08 nov 2011
“Infarto fulminante”, afirmó vehemente el médico que solo pudo certificar la muerte del escritor. Nadie reparó en la mancha negra que goteaba desde el tintero, ni leyó el papel arrugado que había en el suelo. El inspector de policía más joven creyó advertir un leve movimiento en la papelera, pero pensó que eran alucinaciones. El homicida había saltado de hoja en hoja, asesinando a todos los personajes que encontraba a su paso. Era el crímen perfecto.
6 Comentarios


Excelente microrrelato. ¡Felicidades!
¡Muchas gracias!
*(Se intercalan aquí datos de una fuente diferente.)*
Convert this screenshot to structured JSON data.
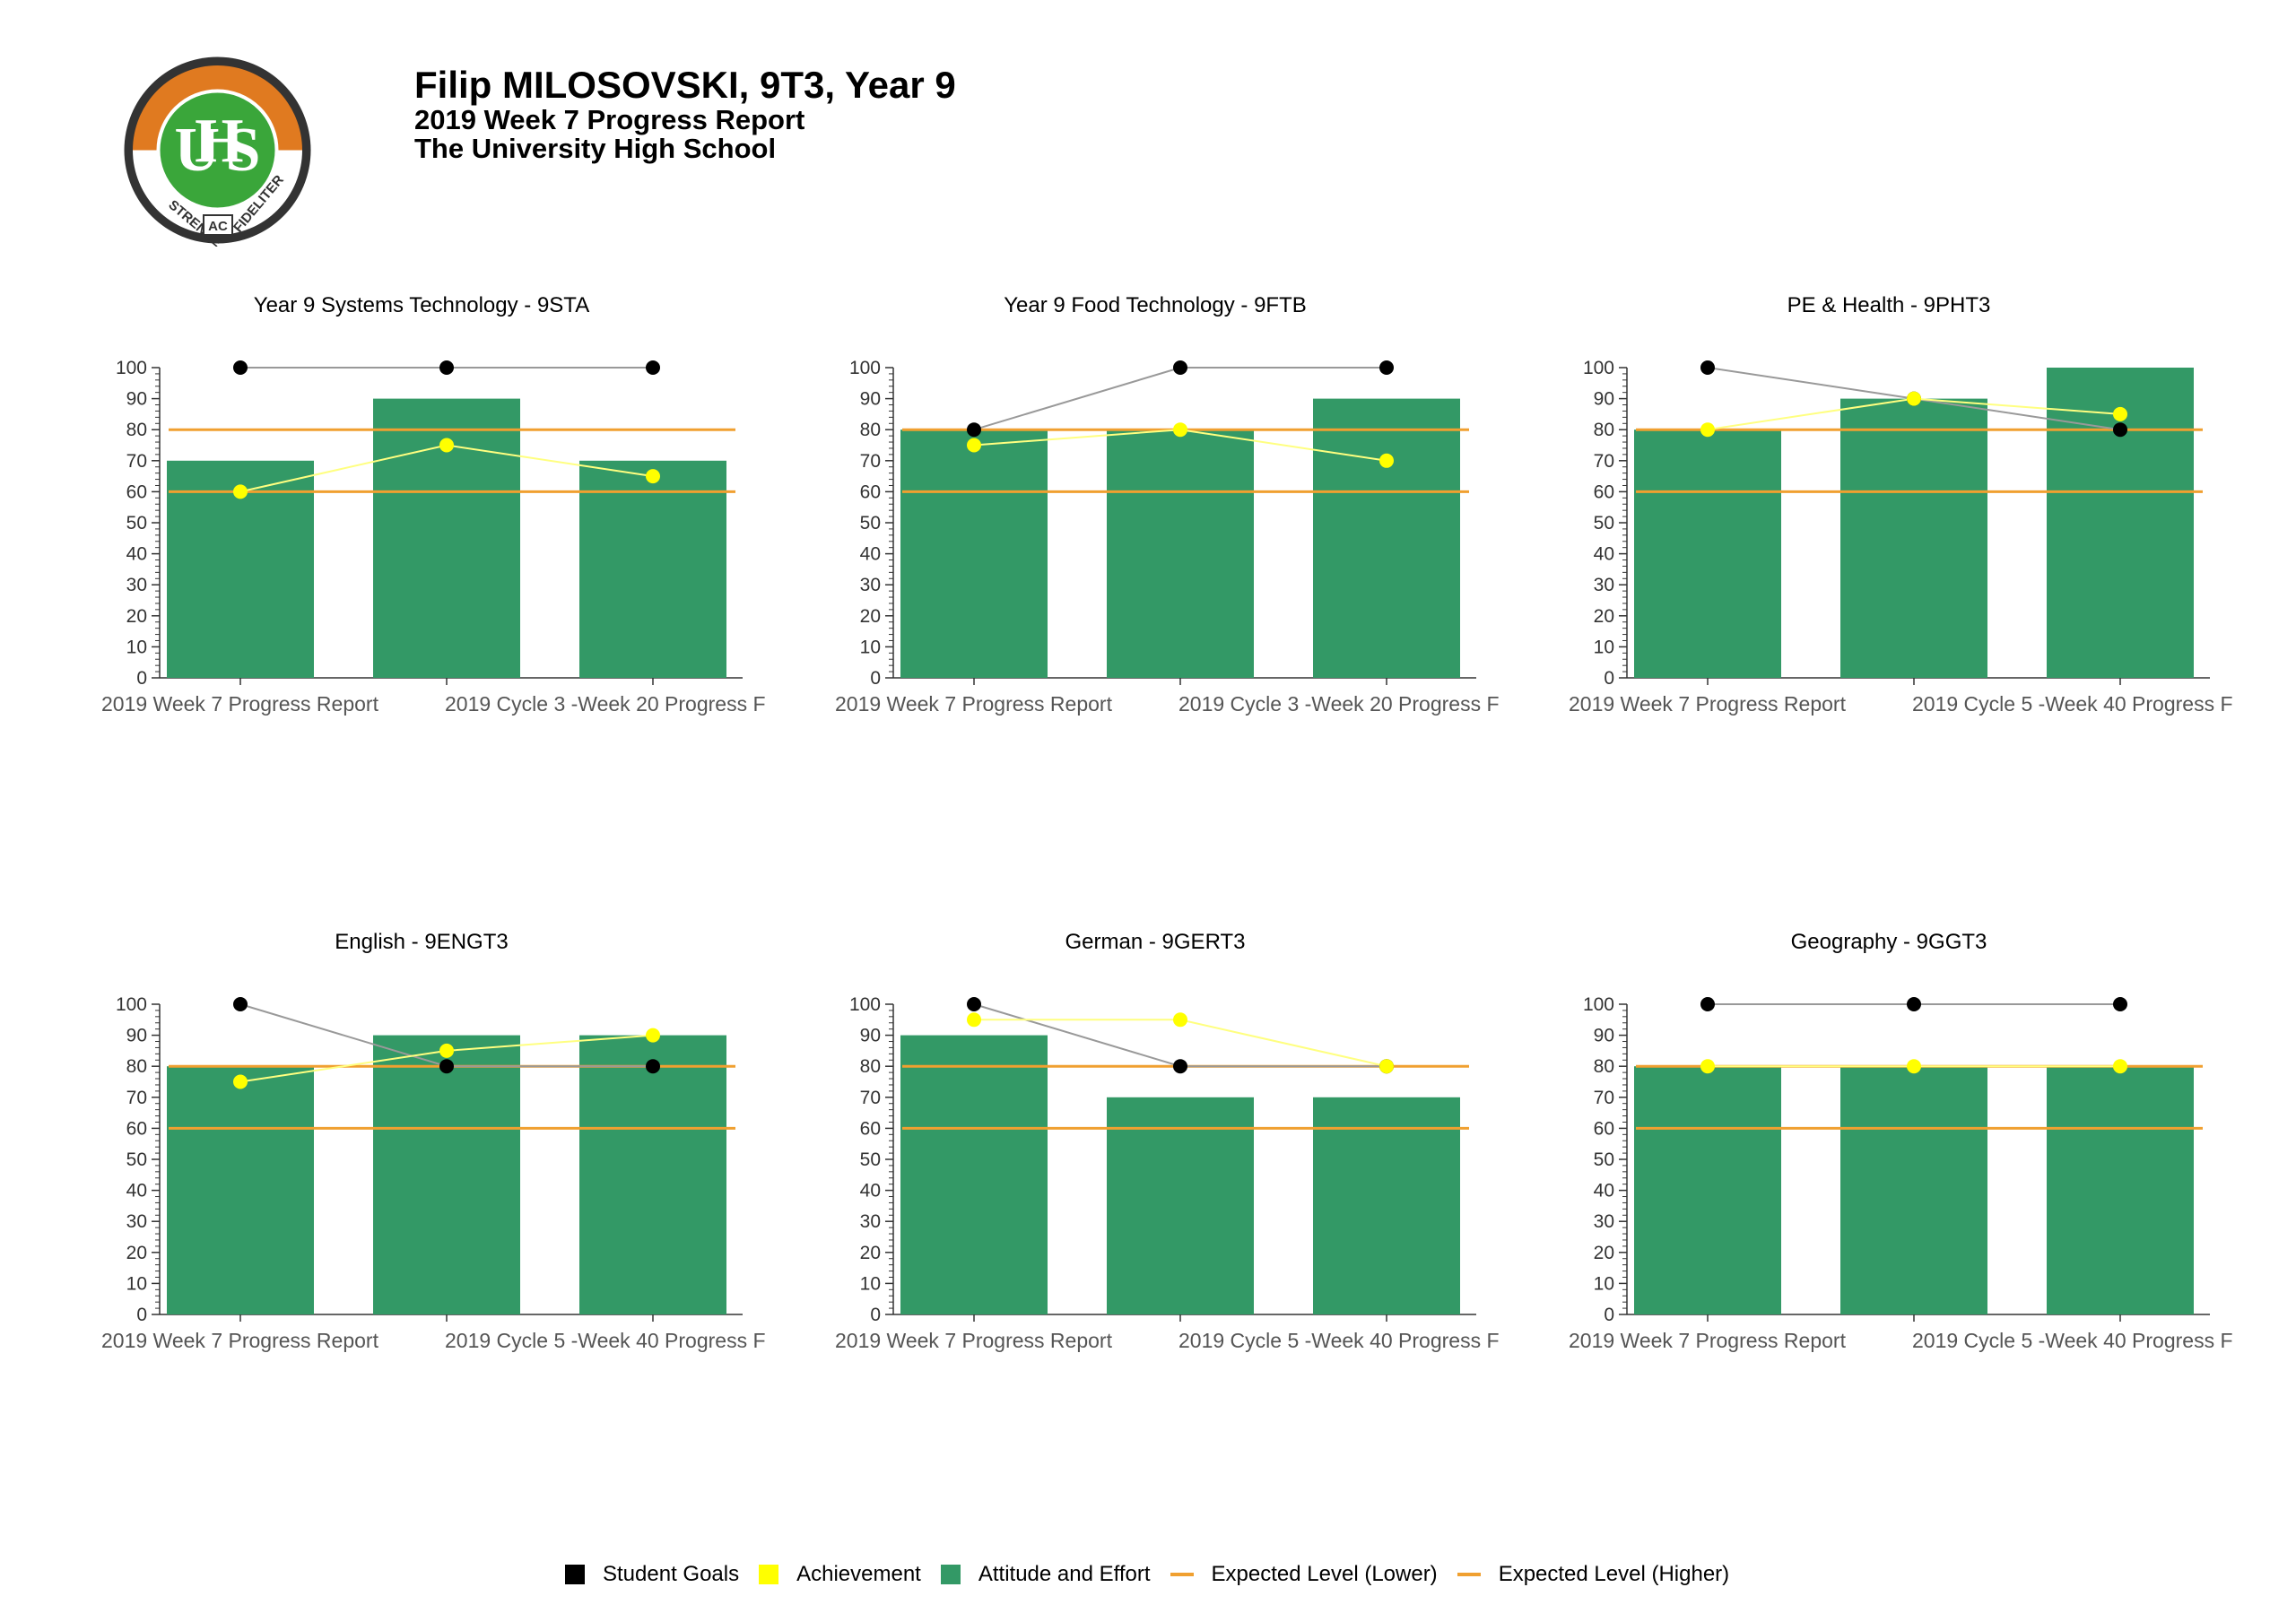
{
  "header": {
    "student": "Filip MILOSOVSKI, 9T3, Year 9",
    "report": "2019 Week 7 Progress Report",
    "school": "The University High School"
  },
  "logo": {
    "letters": "UHS",
    "motto_left": "STRENUE",
    "motto_mid": "AC",
    "motto_right": "FIDELITER"
  },
  "colors": {
    "bar": "#339966",
    "goal": "#000000",
    "achievement": "#ffff00",
    "expected_lower": "#f0a030",
    "expected_higher": "#f0a030"
  },
  "legend": [
    {
      "label": "Student Goals",
      "kind": "square",
      "color": "#000000"
    },
    {
      "label": "Achievement",
      "kind": "square",
      "color": "#ffff00"
    },
    {
      "label": "Attitude and Effort",
      "kind": "square",
      "color": "#339966"
    },
    {
      "label": "Expected Level (Lower)",
      "kind": "line",
      "color": "#f0a030"
    },
    {
      "label": "Expected Level (Higher)",
      "kind": "line",
      "color": "#f0a030"
    }
  ],
  "chart_data": [
    {
      "type": "bar",
      "title": "Year 9 Systems Technology - 9STA",
      "categories": [
        "2019 Week 7 Progress Report",
        "",
        "2019 Cycle 3 -Week 20 Progress F"
      ],
      "ylim": [
        0,
        100
      ],
      "yticks": [
        0,
        10,
        20,
        30,
        40,
        50,
        60,
        70,
        80,
        90,
        100
      ],
      "series": [
        {
          "name": "Attitude and Effort",
          "values": [
            70,
            90,
            70
          ]
        },
        {
          "name": "Student Goals",
          "values": [
            100,
            100,
            100
          ]
        },
        {
          "name": "Achievement",
          "values": [
            60,
            75,
            65
          ]
        }
      ],
      "expected_lower": 60,
      "expected_higher": 80
    },
    {
      "type": "bar",
      "title": "Year 9 Food Technology - 9FTB",
      "categories": [
        "2019 Week 7 Progress Report",
        "",
        "2019 Cycle 3 -Week 20 Progress F"
      ],
      "ylim": [
        0,
        100
      ],
      "yticks": [
        0,
        10,
        20,
        30,
        40,
        50,
        60,
        70,
        80,
        90,
        100
      ],
      "series": [
        {
          "name": "Attitude and Effort",
          "values": [
            80,
            80,
            90
          ]
        },
        {
          "name": "Student Goals",
          "values": [
            80,
            100,
            100
          ]
        },
        {
          "name": "Achievement",
          "values": [
            75,
            80,
            70
          ]
        }
      ],
      "expected_lower": 60,
      "expected_higher": 80
    },
    {
      "type": "bar",
      "title": "PE & Health - 9PHT3",
      "categories": [
        "2019 Week 7 Progress Report",
        "",
        "2019 Cycle 5 -Week 40 Progress F"
      ],
      "ylim": [
        0,
        100
      ],
      "yticks": [
        0,
        10,
        20,
        30,
        40,
        50,
        60,
        70,
        80,
        90,
        100
      ],
      "series": [
        {
          "name": "Attitude and Effort",
          "values": [
            80,
            90,
            100
          ]
        },
        {
          "name": "Student Goals",
          "values": [
            100,
            90,
            80
          ]
        },
        {
          "name": "Achievement",
          "values": [
            80,
            90,
            85
          ]
        }
      ],
      "expected_lower": 60,
      "expected_higher": 80
    },
    {
      "type": "bar",
      "title": "English - 9ENGT3",
      "categories": [
        "2019 Week 7 Progress Report",
        "",
        "2019 Cycle 5 -Week 40 Progress F"
      ],
      "ylim": [
        0,
        100
      ],
      "yticks": [
        0,
        10,
        20,
        30,
        40,
        50,
        60,
        70,
        80,
        90,
        100
      ],
      "series": [
        {
          "name": "Attitude and Effort",
          "values": [
            80,
            90,
            90
          ]
        },
        {
          "name": "Student Goals",
          "values": [
            100,
            80,
            80
          ]
        },
        {
          "name": "Achievement",
          "values": [
            75,
            85,
            90
          ]
        }
      ],
      "expected_lower": 60,
      "expected_higher": 80
    },
    {
      "type": "bar",
      "title": "German - 9GERT3",
      "categories": [
        "2019 Week 7 Progress Report",
        "",
        "2019 Cycle 5 -Week 40 Progress F"
      ],
      "ylim": [
        0,
        100
      ],
      "yticks": [
        0,
        10,
        20,
        30,
        40,
        50,
        60,
        70,
        80,
        90,
        100
      ],
      "series": [
        {
          "name": "Attitude and Effort",
          "values": [
            90,
            70,
            70
          ]
        },
        {
          "name": "Student Goals",
          "values": [
            100,
            80,
            80
          ]
        },
        {
          "name": "Achievement",
          "values": [
            95,
            95,
            80
          ]
        }
      ],
      "expected_lower": 60,
      "expected_higher": 80
    },
    {
      "type": "bar",
      "title": "Geography - 9GGT3",
      "categories": [
        "2019 Week 7 Progress Report",
        "",
        "2019 Cycle 5 -Week 40 Progress F"
      ],
      "ylim": [
        0,
        100
      ],
      "yticks": [
        0,
        10,
        20,
        30,
        40,
        50,
        60,
        70,
        80,
        90,
        100
      ],
      "series": [
        {
          "name": "Attitude and Effort",
          "values": [
            80,
            80,
            80
          ]
        },
        {
          "name": "Student Goals",
          "values": [
            100,
            100,
            100
          ]
        },
        {
          "name": "Achievement",
          "values": [
            80,
            80,
            80
          ]
        }
      ],
      "expected_lower": 60,
      "expected_higher": 80
    }
  ]
}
Me alegra que te guste
Genial¡ Me encantan los cuentos de escritores y los personajes que tienen vida. Este escritor debía estar enfadado.
Has logrado condensar muy bien la historia.
Enhorabuena.
Gracias Luisa!
Es muy bueno, a mí también me gustan los cuentos sobre escritores. Recordé un cuento que se publicó aquí mismo en Falsaria (de Felipe Ferrante), se los dejo, es buenismo!!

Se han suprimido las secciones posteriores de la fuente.